Ничего особо удивительного в этом не было. В наше время идея интеллектуальной свободы подвергается нападкам с двух сторон. С одной стороны, его теоретические враги, апологеты тоталитаризма, а с другой – непосредственные практические враги – монополия и бюрократия. Все в наше время стремится превратить писателя, да и всякого другого художника, в мелкого чиновника, работающего на данные ему сверху темы и никогда не говорящего того, что ему кажется всей правдой.
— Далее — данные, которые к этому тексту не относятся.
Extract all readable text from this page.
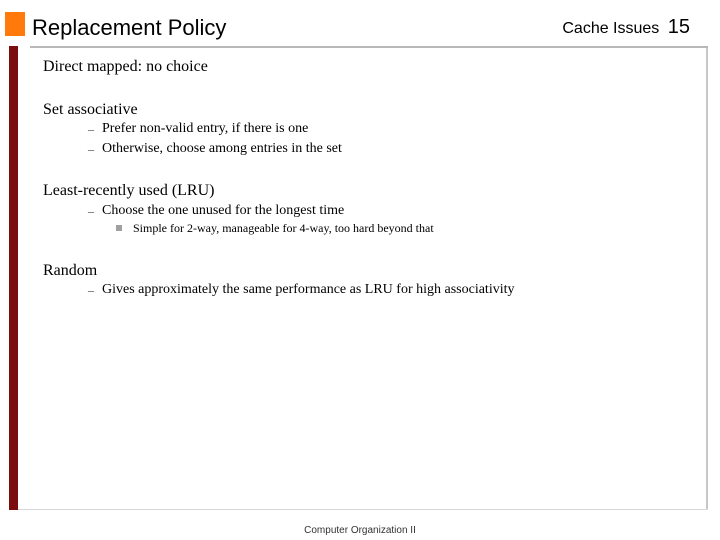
Replacement Policy	Cache Issues 15
Direct mapped: no choice
Set associative
– Prefer non-valid entry, if there is one
– Otherwise, choose among entries in the set
Least-recently used (LRU)
– Choose the one unused for the longest time
Simple for 2-way, manageable for 4-way, too hard beyond that
Random
– Gives approximately the same performance as LRU for high associativity
Computer Organization II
В прошлом, по крайней мере на протяжении протестантских столетий, идея бунта и идея интеллектуальной честности смешивались. Еретик – политический, нравственный, религиозный или эстетический – это тот, кто отказывается оскорблять свою совесть. Его мировоззрение было резюмировано словами гимна возрожденцев:

Осмельтесь быть Даниэлем,

Осмельтесь остаться в одиночестве;

Осмельтесь иметь твердую цель,

Осмельтесь заявить о ней.

Чтобы обновить этот гимн, нужно было бы добавить «нельзя» в начале каждой строки. Ибо особенность нашего века состоит в том, что восставшие против существующего порядка, по крайней мере самые многочисленные и характерные из них, бунтуют также и против идеи индивидуальной целостности. «Осмелиться остаться в одиночестве» идеологически преступно, так же как и практически опасно.